Problem 1:

Consider three LANs interconnected by two routers, as shown in the diagram below.

Redraw the diagram to include adapters.
Assign IP addresses to all of the inter faces. For LAN 1 use addresses of the form 111.111.111.xxx; for LAN 2 uses addresses of the form 122.222.222.xxx; and for LAN 3 use addresses of the form 133.333.333.xxx.
Assign LAN addresses to all of the adapters.
Consider sending an IP datagram from host A to host F. Suppose all of the ARP tables are up-to-date. Enumerate all the steps as done for the single router example in Section 5.4.2.
Repeat (d), now assuming that the ARP table in the sending host in empty (and the other tables are up-to-date).

Problem 2

Suppose nodes A, B, and C each attach to the same broadcast LAN (through their adapters). If A sends thousands of frames to B with each frame addressed to the LAN address of B, will C's adapter process these frames? If so, will C's adapter pass the IP datagrams in these frames to C (that is , the adapter's parent node)? How will your answers change if A sends frames with the LAN broadcast address?

Problem 3:

Why is an ARP query sent within a broadcast frame? Why is an ARP response sent within a frame with a specific destination LAN address?

Problem 4:

Recall that with a CSMA/CD protocol, the adaptor waits K X 512 bit times after a collision, where K is drawn randomly. For K=100, how long does the adaptor wait until returning to step 2 (p. 461 of the book) for a 10Mbs Ethernet? For a 100Mbps Ethernet?

Problem 5:

Suppose nodes A and B are on the same 10 Mbps Ethernet segment and the propagation delay between the two nodes is 225 bit times. Suppose A and B send frames at the same time, the frames collide, and then A and B choose different values of K in the CSMA/CD algorithm. Assuming no other nodes are active, can the retransmissions from A and B collide? For our purposes, it suffices to work out the following example. Suppose A and B begin transmission at t=0 bit times. They both detect collisions at t=225 bit times. They finish transmitting a jam signal at t=225+48=273 bit times. Suppose K_A=0 and K_B=1. At what time does B schedule its retransmission? At what time does A begin transmission? (Note: The nodes must wait for an idle channel after returning to Step 2 --see protocol.) At what time does A's signal reach B? Does B refrain from transmitting at its scheduled time?

Problem 6:

Consider a 100 Mbps 100BaseT Ethernet. In order to have an efficiency of 0.50, what should be the maximum distance between a node and hub?

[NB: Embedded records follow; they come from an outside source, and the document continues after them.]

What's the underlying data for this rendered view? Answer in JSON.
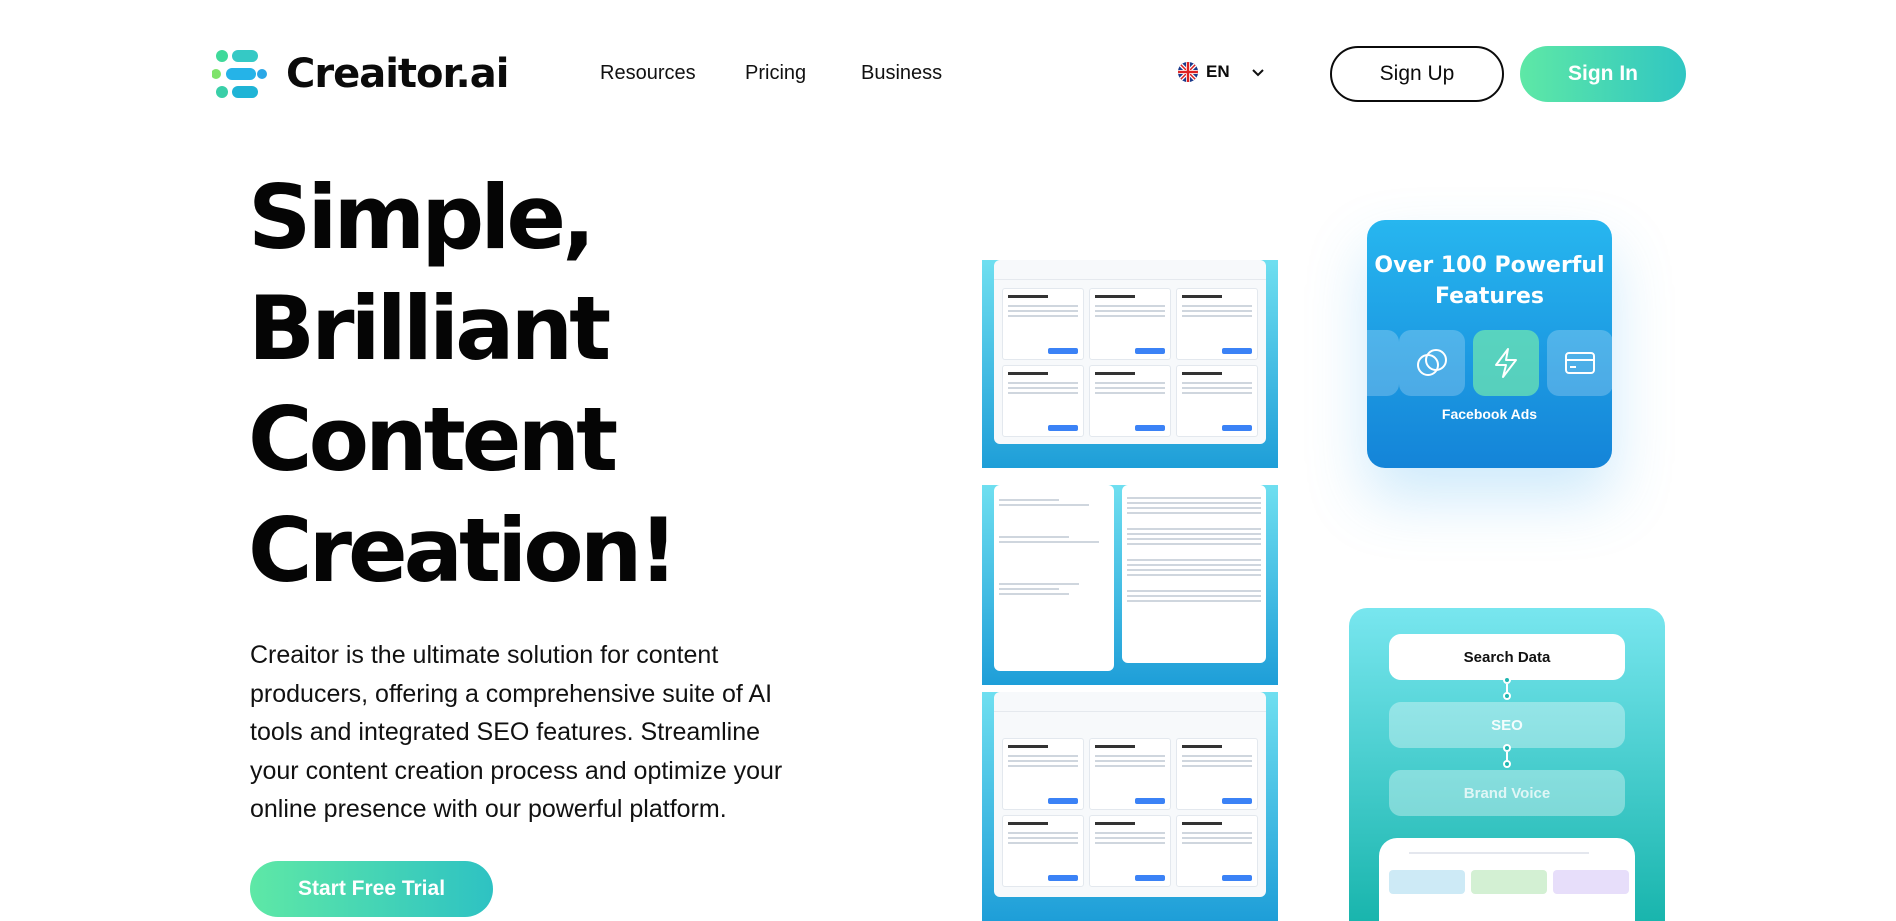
{
  "brand": {
    "name": "Creaitor.ai"
  },
  "nav": {
    "links": [
      "Resources",
      "Pricing",
      "Business"
    ],
    "language": "EN",
    "sign_up": "Sign Up",
    "sign_in": "Sign In"
  },
  "hero": {
    "title_lines": [
      "Simple,",
      "Brilliant",
      "Content",
      "Creation!"
    ],
    "description": "Creaitor is the ultimate solution for content producers, offering a comprehensive suite of AI tools and integrated SEO features. Streamline your content creation process and optimize your online presence with our powerful platform.",
    "cta": "Start Free Trial"
  },
  "showcase": {
    "feature_title": "Over 100 Powerful Features",
    "feature_label": "Facebook Ads",
    "flow_steps": [
      "Search Data",
      "SEO",
      "Brand Voice"
    ]
  },
  "colors": {
    "accent_green": "#5ee8a6",
    "accent_teal": "#30c6c2",
    "feature_blue": "#1e9ed8"
  }
}
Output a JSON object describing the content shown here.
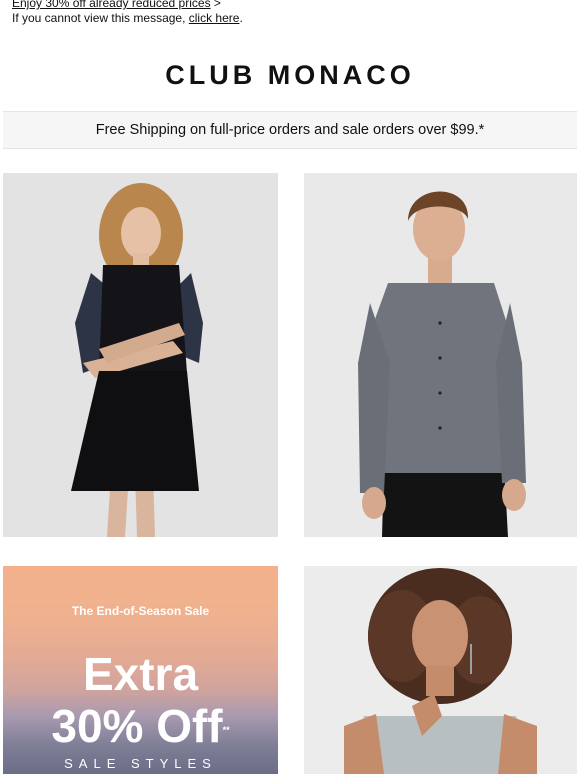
{
  "preheader": {
    "offer_link": "Enjoy 30% off already reduced prices",
    "offer_arrow": ">",
    "view_text": "If you cannot view this message, ",
    "view_link": "click here",
    "view_suffix": "."
  },
  "brand": {
    "name": "CLUB MONACO"
  },
  "shipping": {
    "text": "Free Shipping on full-price orders and sale orders over $99.*"
  },
  "promo": {
    "kicker": "The End-of-Season Sale",
    "line1": "Extra",
    "line2": "30% Off",
    "line2_mark": "**",
    "line3": "SALE STYLES"
  },
  "images": [
    {
      "name": "woman-black-dress-photo"
    },
    {
      "name": "man-grey-shirt-photo"
    },
    {
      "name": "woman-curly-hair-top-photo"
    }
  ],
  "colors": {
    "promo_gradient_top": "#f4b08c",
    "promo_gradient_bottom": "#6b6c86",
    "shipping_bar_bg": "#f7f6f6"
  }
}
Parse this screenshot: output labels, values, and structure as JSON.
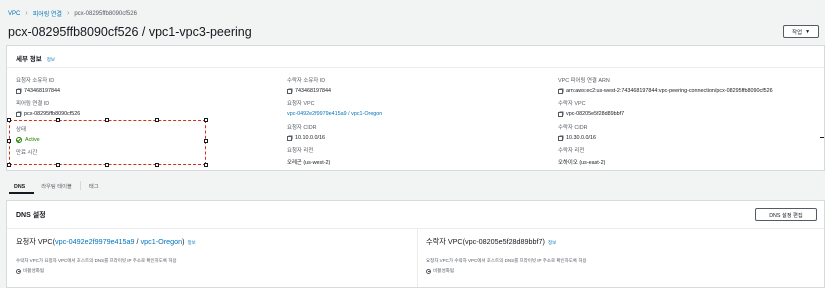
{
  "breadcrumb": {
    "root": "VPC",
    "section": "피어링 연결",
    "current": "pcx-08295ffb8090cf526"
  },
  "page": {
    "title": "pcx-08295ffb8090cf526 / vpc1-vpc3-peering",
    "action_label": "작업"
  },
  "details": {
    "header": "세부 정보",
    "info": "정보",
    "requester_owner": {
      "label": "요청자 소유자 ID",
      "value": "743468197844"
    },
    "peering_id": {
      "label": "피어링 연결 ID",
      "value": "pcx-08295ffb8090cf526"
    },
    "status": {
      "label": "상태",
      "value": "Active"
    },
    "expiration": {
      "label": "만료 시간"
    },
    "accepter_owner": {
      "label": "수락자 소유자 ID",
      "value": "743468197844"
    },
    "requester_vpc": {
      "label": "요청자 VPC",
      "value": "vpc-0492e2f9979e415a9 / vpc1-Oregon"
    },
    "requester_cidr": {
      "label": "요청자 CIDR",
      "value": "10.10.0.0/16"
    },
    "requester_region": {
      "label": "요청자 리전",
      "value": "오레곤 (us-west-2)"
    },
    "arn": {
      "label": "VPC 피어링 연결 ARN",
      "value": "arn:aws:ec2:us-west-2:743468197844:vpc-peering-connection/pcx-08295ffb8090cf526"
    },
    "accepter_vpc": {
      "label": "수락자 VPC",
      "value": "vpc-08205e5f28d89bbf7"
    },
    "accepter_cidr": {
      "label": "수락자 CIDR",
      "value": "10.30.0.0/16"
    },
    "accepter_region": {
      "label": "수락자 리전",
      "value": "오하이오 (us-east-2)"
    }
  },
  "tabs": [
    {
      "label": "DNS"
    },
    {
      "label": "라우팅 테이블"
    },
    {
      "label": "태그"
    }
  ],
  "dns": {
    "header": "DNS 설정",
    "edit_button": "DNS 설정 편집",
    "info": "정보",
    "requester": {
      "prefix": "요청자 VPC(",
      "vpc_link": "vpc-0492e2f9979e415a9",
      "sep": " / ",
      "name_link": "vpc1-Oregon",
      "suffix": ")",
      "desc": "수락자 VPC가 요청자 VPC에서 호스트의 DNS를 프라이빗 IP 주소로 확인하도록 허용",
      "status": "비활성화됨"
    },
    "accepter": {
      "title": "수락자 VPC(vpc-08205e5f28d89bbf7)",
      "desc": "요청자 VPC가 수락자 VPC에서 호스트의 DNS를 프라이빗 IP 주소로 확인하도록 허용",
      "status": "비활성화됨"
    }
  },
  "colors": {
    "link": "#0073bb",
    "active": "#1d8102",
    "selection": "#d13212",
    "text": "#16191f",
    "muted": "#545b64"
  }
}
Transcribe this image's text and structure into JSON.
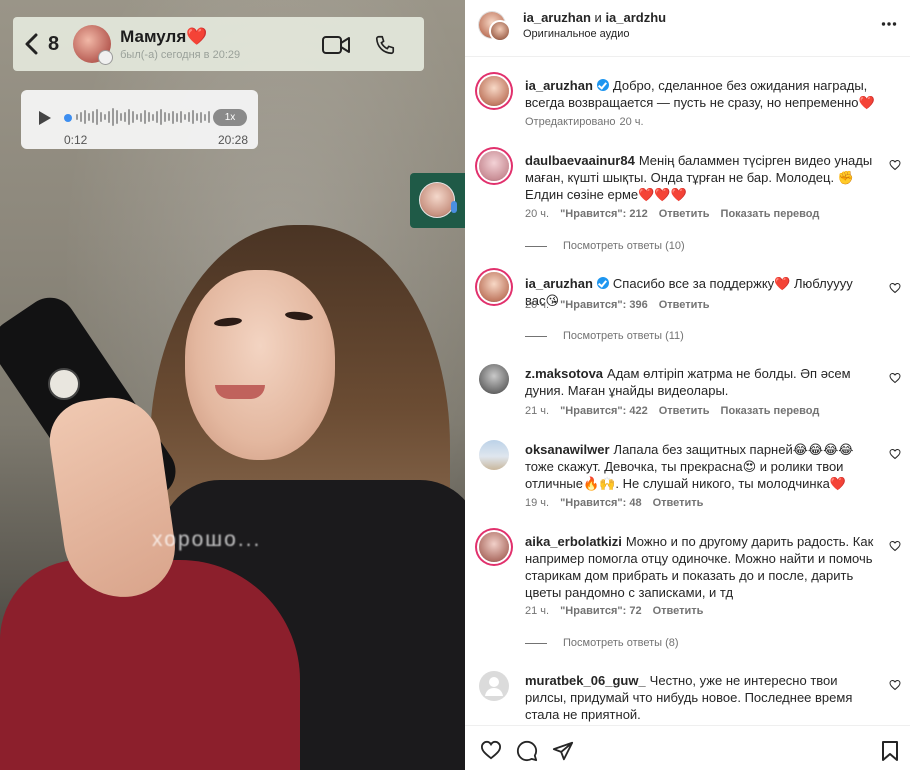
{
  "video": {
    "chat": {
      "back_count": "8",
      "contact_name": "Мамуля❤️",
      "status": "был(-а) сегодня в 20:29"
    },
    "voice_message": {
      "speed": "1x",
      "elapsed": "0:12",
      "total": "20:28"
    },
    "subtitle": "хорошо..."
  },
  "post": {
    "author": "ia_aruzhan",
    "connector": "и",
    "coauthor": "ia_ardzhu",
    "audio": "Оригинальное аудио"
  },
  "caption": {
    "user": "ia_aruzhan",
    "text": "Добро, сделанное без ожидания награды, всегда возвращается — пусть не сразу, но непременно❤️",
    "edited": "Отредактировано",
    "time": "20 ч."
  },
  "comments": [
    {
      "user": "daulbaevaainur84",
      "text": "Менің баламмен түсірген видео унады маған, күшті шықты. Онда тұрған не бар. Молодец. ✊ Елдин сөзіне ерме❤️❤️❤️",
      "time": "20 ч.",
      "likes": "\"Нравится\": 212",
      "reply": "Ответить",
      "translate": "Показать перевод",
      "replies": "Посмотреть ответы (10)"
    },
    {
      "user": "ia_aruzhan",
      "verified": true,
      "text": "Спасибо все за поддержку❤️ Люблуууу вас😘",
      "time": "20 ч.",
      "likes": "\"Нравится\": 396",
      "reply": "Ответить",
      "replies": "Посмотреть ответы (11)"
    },
    {
      "user": "z.maksotova",
      "text": "Адам өлтіріп жатрма не болды. Әп әсем дуния. Маған ұнайды видеолары.",
      "time": "21 ч.",
      "likes": "\"Нравится\": 422",
      "reply": "Ответить",
      "translate": "Показать перевод"
    },
    {
      "user": "oksanawilwer",
      "text": "Лапала без защитных парней😂😂😂😂 тоже скажут. Девочка, ты прекрасна😍 и ролики твои отличные🔥🙌. Не слушай никого, ты молодчинка❤️",
      "time": "19 ч.",
      "likes": "\"Нравится\": 48",
      "reply": "Ответить"
    },
    {
      "user": "aika_erbolatkizi",
      "text": "Можно и по другому дарить радость. Как например помогла отцу одиночке. Можно найти и помочь старикам дом прибрать и показать до и после, дарить цветы рандомно с записками, и тд",
      "time": "21 ч.",
      "likes": "\"Нравится\": 72",
      "reply": "Ответить",
      "replies": "Посмотреть ответы (8)"
    },
    {
      "user": "muratbek_06_guw_",
      "text": "Честно, уже не интересно твои рилсы, придумай что нибудь новое. Последнее время стала не приятной."
    }
  ]
}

Assume that bits propagate through the Ethernet cable at 1.8 *10⁸ m/sec (this is around .6 of the speed of light which is a reasonable value for the standard Ethernet media), a frame length of 72 bytes and that there are no repeaters. Does this maximum distance also ensure that a transmitting node A will be able to detect whether any other node transmitted while A was transmitting ? Why or why not ? How does your maximum distance compare to the actual 100 Mbps standard?

Problem 7:

In the following CSMA/CD 10 BaseT network calculate the worst case time needed by the transmitting station A to learn about the collision caused by the transmission at the station C. Assume that length of each twisted pair is 50m and that signal propagation speed in the twisted pair is 2*10⁸ m/s. Also assume that one way propagation delay through hub is 0.1µs .

Problem 8:

Consider hosts X, Y, Z, and W, and learning bridges B1, B2, B3 with initially empty forwarding tables as below:

• Suppose X sends to Z, which bridges learn where X is?

• Does Y's network interface see this frame and why

• Suppose Z now sends to X. Which bridges learn where Z is?

• Does Y's network interface see this frame and why

• Suppose Y now sends to X. Which bridges learn where Y is?

• Does Z's network interface see this frame and why

• Finally, suppose Z sends to Y. Which bridges learn where Z is?

• Does W's network interface see this frame and why